Our members at CCA organized their contract fight under the theme “Job Security for the 78 percent” to call attention to two important facts: that most of the faculty there are untenured and that untenured faculty live a precarious existence of low pay and instability–often not knowing their class assignments from semester to semester.

By forming a union on campus and having the power of Local 1021’s 54,000 members behind them, CCA members were able to make significant improvements to their job security. Under the new contract, CCA adjuncts receive one- and two-year teaching appointments, get course assignments earlier, and benefit from a transparent, objective system for assigning courses, where disputes can be resolved with a grievance process and binding third-party arbitration. The contract also provides “just cause” protections for discipline and termination and, in this age of academic watch lists, protects academic freedom.

The new contract also brings a much-needed raise in pay and benefits: All adjunct faculty will receive raises of 17 percent over three years beginning July 1, 2017. The contract also guarantees health benefits for faculty who teach three courses in an academic year and have been at the school for three years, reimburses committee work and other outside-the-classroom labor, and compensates adjunct faculty for last-minute course cancellations.

The hard-won victory involved allies from the arts community in the Bay Area and across the country, highlighting how administrative bloat, risky endowment management and economic inequality clash with the need to support working artists who nurture the next generation. Hundreds of prominent artists, activists and intellectuals signed the “Justice at CCA” open letter (www.justiceatcca.org) that called on the CCA administration to protect the work and economic security of adjunct faculty at CCA.

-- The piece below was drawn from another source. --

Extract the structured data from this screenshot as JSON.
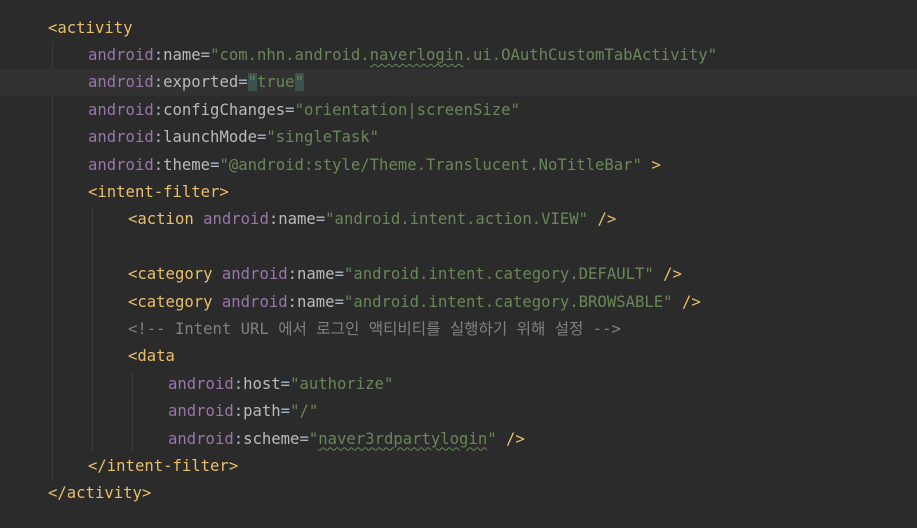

“This contract begins to recognize both the economic realities of living in the Bay Area and the skill, education and experience and dedication unranked faculty bring to their work. It is a significant step toward improved job security, and professional respect, for 78 percent of CCA’s faculty members,” said Noga Wizansky, a visual studies and diversity studies instructor and member of the bargaining team. “We took a stand for ourselves and our students, but also for the school and the arts community that we love.”